Through this process I learned about:
Google Cloud Platform
How to install and configure Google Cloud Vision API
Virtual Environments and Environment Variables
Changing .bash profile in the terminal (including how to inadvertently fuck up your bash profile, and then fix it again).
More about python pip installations and configurations
How to move through different directories in the terminal
Finally, I had made it passed every single step and it was finally time to test out the python program to see if my Vector Robot would begin object detecting.
Successfully setting up the Google Cloud Vision API was such a pivotal milestone for me in this learning journey.
Now, that means that I had just gotten past one subset of the main instructions for my intended purpose of setting all of this up, which was ultimately to run one program, created by one single person, and see if it worked.
Drumroll…anticipation…andddddd:
It did not work.
Type Error:__init__() got an unexpected keyword argument ‘enable_camera_feed’
I looked over all of my steps. Everything was in order, but I kept getting a Type Error from the python file written by the creator. After countless web searching and troubleshooting, I was at a dead end. I had only one option left. I had to contact the person who made the program.

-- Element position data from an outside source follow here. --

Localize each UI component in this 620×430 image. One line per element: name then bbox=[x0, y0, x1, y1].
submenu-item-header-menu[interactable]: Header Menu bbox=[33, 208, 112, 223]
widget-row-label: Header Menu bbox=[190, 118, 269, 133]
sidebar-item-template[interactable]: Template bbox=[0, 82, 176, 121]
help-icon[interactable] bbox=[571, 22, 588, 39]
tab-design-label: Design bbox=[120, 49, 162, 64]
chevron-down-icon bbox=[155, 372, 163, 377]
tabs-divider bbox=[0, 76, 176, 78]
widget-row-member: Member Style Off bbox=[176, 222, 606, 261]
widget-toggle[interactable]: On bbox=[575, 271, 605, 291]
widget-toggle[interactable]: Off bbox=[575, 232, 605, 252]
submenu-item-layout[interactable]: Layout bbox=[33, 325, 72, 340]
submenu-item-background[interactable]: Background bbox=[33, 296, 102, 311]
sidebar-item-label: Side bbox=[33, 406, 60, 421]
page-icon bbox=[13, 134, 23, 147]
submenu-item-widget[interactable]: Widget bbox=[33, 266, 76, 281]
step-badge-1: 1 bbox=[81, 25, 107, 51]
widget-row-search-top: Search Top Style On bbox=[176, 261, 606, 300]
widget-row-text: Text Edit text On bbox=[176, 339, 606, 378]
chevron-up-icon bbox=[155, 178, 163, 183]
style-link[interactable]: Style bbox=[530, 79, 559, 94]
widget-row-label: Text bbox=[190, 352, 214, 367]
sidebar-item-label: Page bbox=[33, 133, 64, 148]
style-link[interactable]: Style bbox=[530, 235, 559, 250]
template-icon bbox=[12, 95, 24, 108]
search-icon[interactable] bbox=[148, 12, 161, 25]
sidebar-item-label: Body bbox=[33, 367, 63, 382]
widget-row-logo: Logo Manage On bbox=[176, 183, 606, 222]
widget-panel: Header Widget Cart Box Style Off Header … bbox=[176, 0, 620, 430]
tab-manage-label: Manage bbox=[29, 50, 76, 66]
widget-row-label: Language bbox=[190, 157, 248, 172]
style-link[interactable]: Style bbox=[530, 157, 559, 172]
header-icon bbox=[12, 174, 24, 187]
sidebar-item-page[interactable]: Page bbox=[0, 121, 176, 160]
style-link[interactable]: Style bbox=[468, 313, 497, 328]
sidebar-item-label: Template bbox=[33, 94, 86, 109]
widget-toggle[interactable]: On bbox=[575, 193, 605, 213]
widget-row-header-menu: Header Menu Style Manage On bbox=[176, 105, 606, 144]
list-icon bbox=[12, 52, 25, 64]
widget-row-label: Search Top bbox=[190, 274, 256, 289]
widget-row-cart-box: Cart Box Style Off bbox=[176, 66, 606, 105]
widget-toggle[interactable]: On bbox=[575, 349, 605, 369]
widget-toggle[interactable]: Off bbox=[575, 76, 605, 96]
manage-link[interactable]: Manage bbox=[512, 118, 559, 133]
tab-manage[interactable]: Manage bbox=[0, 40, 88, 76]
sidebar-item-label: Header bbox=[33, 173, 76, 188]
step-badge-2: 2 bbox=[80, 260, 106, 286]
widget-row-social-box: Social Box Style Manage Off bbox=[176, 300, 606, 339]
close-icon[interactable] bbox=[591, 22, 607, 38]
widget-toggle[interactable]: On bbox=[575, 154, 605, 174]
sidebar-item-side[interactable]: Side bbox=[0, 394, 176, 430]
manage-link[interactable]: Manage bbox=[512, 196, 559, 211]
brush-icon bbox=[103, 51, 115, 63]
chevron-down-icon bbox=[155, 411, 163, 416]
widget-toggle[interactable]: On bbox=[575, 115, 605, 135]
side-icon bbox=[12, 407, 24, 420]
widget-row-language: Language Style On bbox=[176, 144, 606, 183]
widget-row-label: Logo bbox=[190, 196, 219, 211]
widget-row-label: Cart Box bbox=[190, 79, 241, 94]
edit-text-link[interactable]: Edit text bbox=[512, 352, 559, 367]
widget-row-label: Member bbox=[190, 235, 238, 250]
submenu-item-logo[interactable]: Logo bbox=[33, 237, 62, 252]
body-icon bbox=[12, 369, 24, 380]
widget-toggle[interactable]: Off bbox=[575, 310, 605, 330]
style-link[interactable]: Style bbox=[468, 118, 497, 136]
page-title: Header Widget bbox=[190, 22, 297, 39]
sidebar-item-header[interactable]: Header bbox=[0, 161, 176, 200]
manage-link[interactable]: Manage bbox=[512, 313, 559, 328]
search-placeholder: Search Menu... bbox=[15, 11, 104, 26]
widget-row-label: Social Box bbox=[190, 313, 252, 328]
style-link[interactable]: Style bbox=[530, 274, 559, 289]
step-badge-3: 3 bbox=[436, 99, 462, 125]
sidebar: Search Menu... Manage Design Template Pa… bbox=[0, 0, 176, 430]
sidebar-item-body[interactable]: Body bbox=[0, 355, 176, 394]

I went to GitHub and posted my first “issue” on the python file. This was the first time I had ever posted an issue, so I was very unsure of any “etiquettes.” The creator got back to me and said that he had created and tested this back with the old Anki Vector SDK package, and not the most recently updated one.
This may seem like a very sad ending to this story, since the project was not successfully executed on my end, but I was so happy with that response from the creator! The reason being because the creator didn’t say that my error message was due to something wrong with my steps, but perhaps elements outside of my control.
What a relief! For that alone, I considered this project a “success” in that I followed through to the end.
Although I couldn’t get this program to work, that doesn’t mean I can’t try to write my own program utilizing similar features. This project taught me a lot of different lessons and I can’t wait to try more Google Cloud Platform projects while I have the free trial!